How does global trade work?


The growth and extent of world trade is staggering. In 1950, trade accounted for just 8.6% of world output (GDP). By 2008 it accounted for an astonishing 60% of world GDP, involving $20 trillion in goods and over $5 trillion in services. Despite setbacks — financial crises, wars (including Trump-style trade wars) and even pandemics — trade seems set to expand, bringing yet greater interaction between the world’s peoples, ideas and cultures.

Trade has always existed. That is because, as Adam Smith noted in The Wealth of Nations, both sides benefit from it: they wouldn’t bother if they didn’t. David Ricardo went on to observe that by specialising on their ‘comparative advantage’, countries can overcome the bounds of geography and climate. It’s why we can enjoy bananas in December.

Like all progress, the long-term impact of trade is positive; but in the short term all change produces winners and losers. Thus, people in rich countries complain that cheaper foreign workers are taking their jobs, while developing countries complain that their fledgling industries cannot compete against transnational giants. But consumers everywhere benefit from greater choice, and from the competition that bids down prices and bids up quality.

And the boom in trade since 1990 — brought on by reforms that brought China and South East Asia, India, Eastern Europe and South America into the world trade network — has produced history’s biggest and fastest rise in prosperity, particularly for the world’s poorest. It has taken roughly a billion people out of $2-a-day poverty. And it has made the world culturally richer than ever before.

Yet governments still face fierce lobbying from producers who see foreign competitors eating into their markets. Tariffs, quotas and other trade barriers are the result. But while these might give temporary comfort to a few producers, there is a cost. The imported goods that their consumers want, and the inputs their manufacturers need, become more expensive or even unavailable. That is why almost all economists agree — uniquely — that protectionism is a mistake.

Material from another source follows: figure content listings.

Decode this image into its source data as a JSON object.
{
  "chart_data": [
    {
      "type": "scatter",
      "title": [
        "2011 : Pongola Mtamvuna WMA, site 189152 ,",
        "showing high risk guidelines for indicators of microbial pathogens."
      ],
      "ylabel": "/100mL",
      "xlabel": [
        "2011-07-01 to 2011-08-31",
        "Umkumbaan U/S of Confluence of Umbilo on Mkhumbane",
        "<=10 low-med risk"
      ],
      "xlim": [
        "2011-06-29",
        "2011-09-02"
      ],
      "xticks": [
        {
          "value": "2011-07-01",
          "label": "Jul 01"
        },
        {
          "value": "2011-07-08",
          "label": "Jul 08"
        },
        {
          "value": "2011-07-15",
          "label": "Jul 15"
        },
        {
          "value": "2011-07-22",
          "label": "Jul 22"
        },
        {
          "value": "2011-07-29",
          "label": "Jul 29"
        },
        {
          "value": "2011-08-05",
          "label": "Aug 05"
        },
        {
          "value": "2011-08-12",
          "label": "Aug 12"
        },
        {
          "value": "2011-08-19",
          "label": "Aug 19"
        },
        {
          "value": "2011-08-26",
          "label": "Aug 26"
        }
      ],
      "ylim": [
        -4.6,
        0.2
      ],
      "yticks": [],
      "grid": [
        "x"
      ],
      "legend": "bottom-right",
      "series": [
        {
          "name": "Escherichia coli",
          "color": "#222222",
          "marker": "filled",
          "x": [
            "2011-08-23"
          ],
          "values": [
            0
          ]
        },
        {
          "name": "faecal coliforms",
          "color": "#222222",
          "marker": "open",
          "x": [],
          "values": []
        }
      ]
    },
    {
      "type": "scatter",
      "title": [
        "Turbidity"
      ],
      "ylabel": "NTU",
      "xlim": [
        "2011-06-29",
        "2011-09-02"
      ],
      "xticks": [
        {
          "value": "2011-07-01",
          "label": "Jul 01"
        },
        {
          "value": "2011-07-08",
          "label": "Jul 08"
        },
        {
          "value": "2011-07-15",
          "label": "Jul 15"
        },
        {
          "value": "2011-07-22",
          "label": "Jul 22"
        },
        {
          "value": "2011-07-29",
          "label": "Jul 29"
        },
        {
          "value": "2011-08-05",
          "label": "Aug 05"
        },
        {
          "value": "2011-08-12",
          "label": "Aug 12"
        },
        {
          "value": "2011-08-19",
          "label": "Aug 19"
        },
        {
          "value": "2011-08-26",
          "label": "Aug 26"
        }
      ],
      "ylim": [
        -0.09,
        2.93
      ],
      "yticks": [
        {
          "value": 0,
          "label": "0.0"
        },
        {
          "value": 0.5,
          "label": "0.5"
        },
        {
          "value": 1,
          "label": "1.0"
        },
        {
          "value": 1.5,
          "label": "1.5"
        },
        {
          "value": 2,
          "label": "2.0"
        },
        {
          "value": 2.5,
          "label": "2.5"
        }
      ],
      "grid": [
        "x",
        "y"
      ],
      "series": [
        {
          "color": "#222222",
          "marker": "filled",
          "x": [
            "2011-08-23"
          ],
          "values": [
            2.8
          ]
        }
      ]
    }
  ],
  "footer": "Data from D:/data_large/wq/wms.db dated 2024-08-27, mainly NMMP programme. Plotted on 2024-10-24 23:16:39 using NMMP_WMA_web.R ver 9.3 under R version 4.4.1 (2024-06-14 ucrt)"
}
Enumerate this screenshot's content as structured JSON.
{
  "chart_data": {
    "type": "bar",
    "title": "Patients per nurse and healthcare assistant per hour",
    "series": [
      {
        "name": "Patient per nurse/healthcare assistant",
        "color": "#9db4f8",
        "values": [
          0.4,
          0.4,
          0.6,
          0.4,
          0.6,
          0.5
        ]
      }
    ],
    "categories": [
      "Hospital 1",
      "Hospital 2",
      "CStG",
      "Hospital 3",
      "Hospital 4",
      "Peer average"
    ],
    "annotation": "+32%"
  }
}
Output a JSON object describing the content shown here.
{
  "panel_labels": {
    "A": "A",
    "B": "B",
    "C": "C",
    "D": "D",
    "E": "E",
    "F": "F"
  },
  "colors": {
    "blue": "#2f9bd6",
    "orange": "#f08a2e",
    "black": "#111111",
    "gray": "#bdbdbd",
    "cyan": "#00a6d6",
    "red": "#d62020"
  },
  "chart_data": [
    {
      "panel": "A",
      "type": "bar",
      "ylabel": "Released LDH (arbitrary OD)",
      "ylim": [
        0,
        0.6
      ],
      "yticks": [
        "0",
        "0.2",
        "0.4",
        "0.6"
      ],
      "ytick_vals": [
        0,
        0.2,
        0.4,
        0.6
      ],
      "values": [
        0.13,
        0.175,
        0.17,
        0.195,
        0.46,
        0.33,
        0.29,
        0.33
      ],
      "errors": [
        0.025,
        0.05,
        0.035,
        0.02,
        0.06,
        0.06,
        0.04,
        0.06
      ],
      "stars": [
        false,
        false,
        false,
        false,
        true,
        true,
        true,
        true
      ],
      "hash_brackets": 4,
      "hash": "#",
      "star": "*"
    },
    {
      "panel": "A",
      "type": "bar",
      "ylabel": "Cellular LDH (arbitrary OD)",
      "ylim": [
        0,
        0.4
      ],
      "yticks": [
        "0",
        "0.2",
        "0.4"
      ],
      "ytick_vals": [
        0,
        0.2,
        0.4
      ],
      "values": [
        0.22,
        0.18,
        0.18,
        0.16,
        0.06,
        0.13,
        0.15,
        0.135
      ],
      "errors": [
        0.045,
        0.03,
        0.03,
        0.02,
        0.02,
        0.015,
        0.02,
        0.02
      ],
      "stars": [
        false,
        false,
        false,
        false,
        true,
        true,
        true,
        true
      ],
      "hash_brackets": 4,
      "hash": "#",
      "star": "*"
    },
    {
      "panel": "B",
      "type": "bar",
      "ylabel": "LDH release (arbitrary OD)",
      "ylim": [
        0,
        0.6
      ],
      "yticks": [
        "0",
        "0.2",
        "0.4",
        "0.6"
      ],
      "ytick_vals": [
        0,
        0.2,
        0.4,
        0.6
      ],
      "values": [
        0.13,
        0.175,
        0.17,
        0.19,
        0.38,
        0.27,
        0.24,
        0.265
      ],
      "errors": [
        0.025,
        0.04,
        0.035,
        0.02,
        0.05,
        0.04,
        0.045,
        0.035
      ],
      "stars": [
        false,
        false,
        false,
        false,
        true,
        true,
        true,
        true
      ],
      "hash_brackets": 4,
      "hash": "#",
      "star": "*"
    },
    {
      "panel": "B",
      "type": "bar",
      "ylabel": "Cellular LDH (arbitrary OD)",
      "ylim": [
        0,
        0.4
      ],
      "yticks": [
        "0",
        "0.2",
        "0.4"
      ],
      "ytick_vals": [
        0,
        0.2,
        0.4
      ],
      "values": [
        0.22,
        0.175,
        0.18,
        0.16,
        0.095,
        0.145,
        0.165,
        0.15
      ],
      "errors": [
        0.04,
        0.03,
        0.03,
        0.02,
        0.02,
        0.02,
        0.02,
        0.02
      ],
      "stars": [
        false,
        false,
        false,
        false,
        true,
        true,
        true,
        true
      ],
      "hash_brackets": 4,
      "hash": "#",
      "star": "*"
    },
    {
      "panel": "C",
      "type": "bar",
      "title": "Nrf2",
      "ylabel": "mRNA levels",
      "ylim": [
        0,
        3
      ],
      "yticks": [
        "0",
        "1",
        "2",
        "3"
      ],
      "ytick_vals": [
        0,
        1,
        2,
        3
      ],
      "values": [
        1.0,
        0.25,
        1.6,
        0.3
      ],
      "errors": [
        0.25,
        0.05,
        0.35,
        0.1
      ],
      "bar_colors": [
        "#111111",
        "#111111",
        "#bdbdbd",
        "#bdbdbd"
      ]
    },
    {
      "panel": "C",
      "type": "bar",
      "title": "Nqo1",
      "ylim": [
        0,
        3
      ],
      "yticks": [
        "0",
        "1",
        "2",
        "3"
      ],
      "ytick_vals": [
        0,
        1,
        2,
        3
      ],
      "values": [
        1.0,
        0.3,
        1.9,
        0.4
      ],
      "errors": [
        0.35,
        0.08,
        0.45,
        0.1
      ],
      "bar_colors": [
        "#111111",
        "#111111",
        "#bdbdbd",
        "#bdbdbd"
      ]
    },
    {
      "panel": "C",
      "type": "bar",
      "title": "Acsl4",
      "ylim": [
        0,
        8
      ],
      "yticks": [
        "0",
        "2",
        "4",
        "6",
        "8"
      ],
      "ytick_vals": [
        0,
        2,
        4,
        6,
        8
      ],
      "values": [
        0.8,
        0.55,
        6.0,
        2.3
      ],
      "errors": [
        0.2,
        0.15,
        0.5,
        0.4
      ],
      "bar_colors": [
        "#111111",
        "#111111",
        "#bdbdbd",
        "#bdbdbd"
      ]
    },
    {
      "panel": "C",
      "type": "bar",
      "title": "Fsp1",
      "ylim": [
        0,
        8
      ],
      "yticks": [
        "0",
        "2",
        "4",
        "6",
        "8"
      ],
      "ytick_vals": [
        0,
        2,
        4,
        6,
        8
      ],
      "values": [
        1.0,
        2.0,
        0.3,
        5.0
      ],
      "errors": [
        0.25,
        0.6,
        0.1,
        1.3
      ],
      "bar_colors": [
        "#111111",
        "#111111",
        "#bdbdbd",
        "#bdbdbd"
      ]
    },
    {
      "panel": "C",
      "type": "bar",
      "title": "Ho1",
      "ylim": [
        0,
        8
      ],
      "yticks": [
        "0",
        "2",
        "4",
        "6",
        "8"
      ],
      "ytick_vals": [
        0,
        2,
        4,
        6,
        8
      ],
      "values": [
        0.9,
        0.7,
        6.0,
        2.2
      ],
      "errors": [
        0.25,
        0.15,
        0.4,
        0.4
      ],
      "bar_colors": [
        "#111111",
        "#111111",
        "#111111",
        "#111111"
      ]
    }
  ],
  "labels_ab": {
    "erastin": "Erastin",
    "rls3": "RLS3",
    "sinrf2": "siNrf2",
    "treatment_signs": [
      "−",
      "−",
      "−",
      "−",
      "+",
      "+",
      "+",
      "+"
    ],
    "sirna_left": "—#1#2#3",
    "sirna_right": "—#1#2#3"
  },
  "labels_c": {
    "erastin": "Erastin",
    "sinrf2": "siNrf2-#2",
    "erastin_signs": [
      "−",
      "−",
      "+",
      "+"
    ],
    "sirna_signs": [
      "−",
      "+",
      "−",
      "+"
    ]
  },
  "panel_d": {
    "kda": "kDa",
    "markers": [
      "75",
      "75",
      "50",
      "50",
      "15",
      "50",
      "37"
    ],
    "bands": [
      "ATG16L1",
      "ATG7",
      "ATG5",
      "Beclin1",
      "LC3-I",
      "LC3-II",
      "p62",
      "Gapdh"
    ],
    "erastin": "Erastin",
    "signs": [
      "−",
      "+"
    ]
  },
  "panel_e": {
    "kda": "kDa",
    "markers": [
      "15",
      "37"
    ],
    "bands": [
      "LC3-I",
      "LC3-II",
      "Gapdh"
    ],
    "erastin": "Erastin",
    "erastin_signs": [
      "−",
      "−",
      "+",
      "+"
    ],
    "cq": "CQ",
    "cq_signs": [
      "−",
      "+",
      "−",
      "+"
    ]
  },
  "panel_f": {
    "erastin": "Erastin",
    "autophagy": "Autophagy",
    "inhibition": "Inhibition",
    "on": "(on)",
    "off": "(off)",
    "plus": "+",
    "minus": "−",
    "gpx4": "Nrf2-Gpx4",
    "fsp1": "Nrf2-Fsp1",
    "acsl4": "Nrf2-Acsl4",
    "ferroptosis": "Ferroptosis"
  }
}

Realising how two world wars had stifled trade and prosperity, the major trading countries sought, through the General Agreement on Tariffs and Trade (GATT) and its successor the World Trade Organization (WTO) to limit protectionism and promote, easier, freer trade. And indeed, though high tariffs do remain (the EU, for example, imposes taxes up to 30% on imports of agricultural products), average world tariffs have been brought right down.

As a result, value chains today have become truly global. The iPhone, for example, is assembled in Taiwan and includes parts from South Korea, India, Brazil, the UK, China, Singapore, the US, Switzerland, Indonesia, India, France, Japan — and others.

The gains are not just economic. There is good evidence that trade promotes international trust, cooperation and understanding. It is also associated with political freedom, the rule of law, honesty, free speech and other liberal values. It helps defuse nationalism and ethnic conflict, and promotes peace, fairness and equality. After all, if people are to reap the many benefits of trading with each other, they have to cooperate.

Of course, the expansion of trade has thrown up new issues. One is a rising focus on security. For example, the US and UK ban mobile providers from importing new Huawei 5G equipment, fearing it could be used to spy on their networks. Another issue is the export of counterfeit and pirated goods, including clothes and shoes, electronics, perfumes, toys and medicines, which the Organisation for Economic Cooperation and Development (OECD) estimates at a chunky 3% of world trade. Services (such as banking, accountancy, legal services, healthcare and education) have become a much bigger part of world trade, leading to questions about whether the qualifications of one country’s lawyers, bankers, doctors and other professionals should be accepted by others. Another big concern is the environment, with countries resisting imports with high carbon footprints or banning the importation of certain fertilisers and pesticides. And more generally, the growth of ‘emerging’ economies (such as Brazil, China, India, Indonesia, Mexico, Morocco, the Philippines, South Africa and Turkey) is tilting the traditional economic balances between regions across the globe and bringing new challenges of its own.

However, most policy on trade is driven by domestic politics rather than economic logic. To work well, therefore, trade needs an international framework, and a global rule of law. This is no easy task, given the many pressures on countries to protect their own industries and raise barriers against others. But we have no way of knowing where trade will take us, or the new benefits it will bring in quite unexpected areas.



Dr Eamonn Butler is Director of the Adam Smith Institute, rated one of the world’s leading policy think-tanks. He has degrees in economics, philosophy and psychology, gaining a PhD from the University of St Andrews in 1978. During the 1970s he worked on pensions and welfare issues for the US House of Representatives, and taught philosophy in Hillsdale College, Michigan, before returning to the UK to help found the Adam Smith Institute. Eamonn is the author of books on the pioneering economists Milton Friedman, F A Hayek, Ludwig von Mises and Adam Smith, and co-author of Forty Centuries of Wage and Price Controls and books on intelligence testing. He contributes to the leading UK print and broadcast media on current issues, and his recent popular publications The Best Book on the Market, The Rotten State of Britain and The Alternative Manifesto have attracted considerable attention. He has also contributed articles to national magazines and newspapers on subjects ranging from health policy, economic management, taxation and public spending, transport, pensions, and welfare.